Contribution of Condensed-Phase Hydrolysis to Atmospheric Production of GenX

Emma D'Ambro, BENJAMIN MURPHY, Ivan Piletic, Havala Pye, U.S. Environmental Protection Agency

     Abstract Number: 421
     Working Group: Chemicals of Emerging Concern in Aerosol: Sources, Transformations, and Impacts

Abstract
Per- and polyfluoroalkyl substances (PFAS) are a class of human-made compounds that can be emitted to the atmosphere, transported downwind, and deposited where they may contaminate surface water, ground water, and private well water, especially in the vicinity of large point sources. During transport, chemical transformations may occur which modify the solubility and reactivity of the emitted PFAS. One such transformation involves the hydrolysis of acyl fluoride compounds to form products with carboxylic acid functionality, which exhibit considerably higher water solubility and therefore faster deposition.
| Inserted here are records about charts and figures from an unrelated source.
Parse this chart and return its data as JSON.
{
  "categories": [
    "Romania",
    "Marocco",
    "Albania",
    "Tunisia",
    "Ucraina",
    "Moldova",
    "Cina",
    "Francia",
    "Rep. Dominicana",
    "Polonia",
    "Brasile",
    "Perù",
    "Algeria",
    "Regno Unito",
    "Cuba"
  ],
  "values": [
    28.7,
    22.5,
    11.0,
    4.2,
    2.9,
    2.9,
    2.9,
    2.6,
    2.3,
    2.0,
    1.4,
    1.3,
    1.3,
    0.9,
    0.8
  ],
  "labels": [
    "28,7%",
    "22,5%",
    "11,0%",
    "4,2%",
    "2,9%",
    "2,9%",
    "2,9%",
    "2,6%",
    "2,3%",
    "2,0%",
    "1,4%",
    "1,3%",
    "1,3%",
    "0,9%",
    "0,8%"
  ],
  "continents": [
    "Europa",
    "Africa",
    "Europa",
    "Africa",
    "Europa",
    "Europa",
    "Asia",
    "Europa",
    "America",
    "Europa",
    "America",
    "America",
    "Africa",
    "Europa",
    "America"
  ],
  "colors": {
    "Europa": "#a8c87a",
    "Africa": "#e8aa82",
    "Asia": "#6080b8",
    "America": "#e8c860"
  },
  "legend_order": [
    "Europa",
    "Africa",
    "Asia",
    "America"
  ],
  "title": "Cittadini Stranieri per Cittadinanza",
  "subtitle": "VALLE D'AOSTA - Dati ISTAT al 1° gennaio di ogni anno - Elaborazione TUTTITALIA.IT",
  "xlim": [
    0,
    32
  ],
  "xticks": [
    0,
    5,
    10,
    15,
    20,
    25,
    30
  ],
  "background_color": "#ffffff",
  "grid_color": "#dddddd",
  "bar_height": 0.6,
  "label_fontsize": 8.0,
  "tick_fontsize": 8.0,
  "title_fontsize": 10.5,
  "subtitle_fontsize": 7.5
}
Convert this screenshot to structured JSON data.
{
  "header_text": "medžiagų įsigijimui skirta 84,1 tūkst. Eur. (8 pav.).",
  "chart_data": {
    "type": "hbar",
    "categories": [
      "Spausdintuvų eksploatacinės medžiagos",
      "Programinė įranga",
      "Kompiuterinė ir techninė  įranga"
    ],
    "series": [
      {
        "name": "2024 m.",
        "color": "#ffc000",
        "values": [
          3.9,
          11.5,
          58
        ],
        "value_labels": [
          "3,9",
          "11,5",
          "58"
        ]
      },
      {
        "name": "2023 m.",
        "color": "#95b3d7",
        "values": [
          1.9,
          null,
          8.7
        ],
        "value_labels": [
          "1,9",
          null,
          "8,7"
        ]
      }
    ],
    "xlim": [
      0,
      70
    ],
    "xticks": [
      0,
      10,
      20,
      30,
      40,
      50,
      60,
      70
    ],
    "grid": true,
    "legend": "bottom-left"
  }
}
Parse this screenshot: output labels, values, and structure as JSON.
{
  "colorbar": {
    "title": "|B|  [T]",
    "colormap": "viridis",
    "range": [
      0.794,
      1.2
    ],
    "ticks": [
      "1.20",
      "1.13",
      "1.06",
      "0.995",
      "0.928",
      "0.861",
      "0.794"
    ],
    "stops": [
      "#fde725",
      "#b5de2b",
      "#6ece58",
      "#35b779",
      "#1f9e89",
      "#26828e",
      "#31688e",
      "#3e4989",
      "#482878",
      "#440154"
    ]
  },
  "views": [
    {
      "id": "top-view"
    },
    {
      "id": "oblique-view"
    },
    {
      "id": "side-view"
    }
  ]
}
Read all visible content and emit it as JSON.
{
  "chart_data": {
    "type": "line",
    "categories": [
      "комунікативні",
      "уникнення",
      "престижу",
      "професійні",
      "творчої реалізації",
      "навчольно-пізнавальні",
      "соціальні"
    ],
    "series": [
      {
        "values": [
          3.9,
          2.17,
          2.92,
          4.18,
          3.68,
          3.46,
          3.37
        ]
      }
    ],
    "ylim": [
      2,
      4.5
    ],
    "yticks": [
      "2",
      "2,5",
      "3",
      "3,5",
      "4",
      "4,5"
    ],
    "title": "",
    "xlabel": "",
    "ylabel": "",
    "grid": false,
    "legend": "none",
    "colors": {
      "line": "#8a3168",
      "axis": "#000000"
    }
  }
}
The hydrolysis process itself is known to proceed rapidly in condensed water, which we extrapolate here to atmospheric water media (e.g., cloud drops and aqueous aerosols). The rate limiting step for this conversion is likely to be absorption of the sparingly soluble acyl fluoride precursor into the condensed phase. We apply the Community Multiscale Air Quality model (CMAQ) version 5.4 to a case study in Eastern North Carolina to model the PFAS emissions and transport at fine scale (1 km) from the Chemours Inc. Fayetteville-Works. The CMAQ-PFAS results inform our understanding of the extent to which condensed-phase hydrolysis can substantially convert hexafluoropropylene dimer acyl fluoride (HFPO-DAF) to hexafluoropropylene dimer acid (HFPO-DA), or GenX, in the atmosphere before it deposits. We evaluate the model’s predictions with deposition measurements of GenX in North Carolina.